This is part three of a nine-part series profiling American Sentinel University’s leadership team. Check back each Monday to learn more about the strong leadership that guides American Sentinel and gather their tips for success in healthcare and in education.
“One of the great things about pursuing advanced education in nursing is that there is so much you can do to serve others in the nursing profession,” Dr. Tona Leiker said. There were times, however, when her career took various paths, but with a common theme: providing excellence in care by living the standards of the profession.
“My career started in physical rehab, working with intra-professional teams,” said Dr. Leiker. This interprofessional teamwork continued as she provided nursing care to persons suffering from drug and/or alcohol addiction. Dr. Leiker has served in nursing practice at the bedside and in the school health setting; academia as faculty and in program administration; and in nursing administration.
As her nursing career evolved, from practitioner, to teacher, to clinical nurse specialist, to clinical director, back to practice, and then back to academia after being a registered nurse for approximately 25 years; Dr. Leiker had an epiphany. “My career has been like a beautiful spiral staircase. Every step I’ve taken has prepared me for the next one, moving me forward to this moment. In retrospect, I couldn’t have chosen a better pathway for the work I am doing now,” Dr. Leiker explained.

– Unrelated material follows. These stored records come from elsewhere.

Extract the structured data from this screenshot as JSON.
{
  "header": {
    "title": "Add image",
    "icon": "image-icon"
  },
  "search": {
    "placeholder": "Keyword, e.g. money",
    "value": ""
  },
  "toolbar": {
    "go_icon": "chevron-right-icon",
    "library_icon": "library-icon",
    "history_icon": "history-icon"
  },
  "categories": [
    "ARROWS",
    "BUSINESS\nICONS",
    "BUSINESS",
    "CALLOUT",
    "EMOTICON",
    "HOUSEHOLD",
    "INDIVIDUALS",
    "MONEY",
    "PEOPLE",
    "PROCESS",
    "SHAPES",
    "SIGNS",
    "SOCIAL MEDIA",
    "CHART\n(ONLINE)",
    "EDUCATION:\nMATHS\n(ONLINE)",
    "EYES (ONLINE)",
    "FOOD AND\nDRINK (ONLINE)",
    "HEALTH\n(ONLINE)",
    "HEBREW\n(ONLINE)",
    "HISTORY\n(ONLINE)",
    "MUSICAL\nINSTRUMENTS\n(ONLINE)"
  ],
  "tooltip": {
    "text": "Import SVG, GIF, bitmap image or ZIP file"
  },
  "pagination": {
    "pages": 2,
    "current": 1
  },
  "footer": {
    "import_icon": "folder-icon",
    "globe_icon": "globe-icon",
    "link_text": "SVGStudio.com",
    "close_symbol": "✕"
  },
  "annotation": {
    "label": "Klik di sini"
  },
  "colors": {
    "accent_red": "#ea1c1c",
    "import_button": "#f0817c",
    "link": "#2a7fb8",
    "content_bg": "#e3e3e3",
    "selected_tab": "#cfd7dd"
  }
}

Dr. Leiker is responsible for development of the nursing curricula at the BSN, MSN, and DNP levels at American Sentinel University. That’s a big responsibility by any measure. It makes sense that the ideal candidate to do this work would have equal amounts of experience working in the field and teaching in the classroom. It also stands to reason that the ideal candidate would be educated and experienced in multiple facets of nursing. “My inter-professional learning and clinical practice taught me to value the opinions of all practicing nurses,” Dr. Leiker said.
The benefits of a dual track
Tona Leiker received her BSN from Wichita State University where she also received her Master of Nursing to become a Psychiatric-Mental Health Clinical Nurse Specialist with a dual focus on nursing education. She then taught Psychiatric-Mental Health Nursing at two colleges prior to working as an addiction nurse specialist in an acute tertiary medical center. While there, she went on to develop a comprehensive Chemical Dependency Center and was eventually promoted to Director of Behavioral Health Services.
When one of Dr. Leiker’s children became seriously ill, she decided to step down as director and place her focus on family and children’s issues. Her diverse career experience and love for education were a perfect fit to become a middle and high school nurse. “It didn’t take long for me to figure out how much my mental health training and addiction expertise would help me working with adolescents as a school nurse. And, my experience in administration helped me manage budget, resources, and staff for eight public schools.”
Another twist comes
After nine years as a school nurse, her life-long love of learning and personal desire for continued career growth prompted her to return to formal education again. This time to pursue a Ph.D. in nursing. Her academic focus was on health professions education and studying the culture of high-performing organizations. After another decade in academia, Dr. Leiker briefly returned to pre-licensure nursing education before joining the nursing faculty at American Sentinel University.
Next stop: American Sentinel University
Dr. Leiker has been with American Sentinel since 2013. “It was a great choice for me, and allowed me to influence graduate nursing students and the education process.”
When asked if she intends to earn additional degrees, Dr. Leiker replied, “I believe I am finished with formal nursing degrees, however, the more you study and learn, the more you realize what you don’t know. Therefore, I am truly committed to life-long learning and intellectual development.”
“As a psychiatric-mental health nurse, you learn to listen and empathize. I can certainly relate to the challenges American Sentinel students face with balancing work, school, and raising families. My best advice is to communicate clearly and honestly with your professors, family, and employers. Most nursing leaders experience difficult situations while pursuing advanced degrees. Being proactive results in opportunities to work together to find positive solutions to whatever happens in your life.”
Just for fun
Dr. Leiker, married her high school sweetheart after graduating from college and she loves nothing more than being with her family. She and her husband recently moved from Andover, KS to Shawnee to be closer to their grown children’s families, including four grandchildren. “My extended family is very important to me. This is something my parents instilled in me,” Dr. Leiker said. Aside from knitting afghans for the grandchildren, Dr. Leiker and her husband enjoy car shows, and she loves a new found post-doctoral hobby: photographing complexity and patterns found in nature.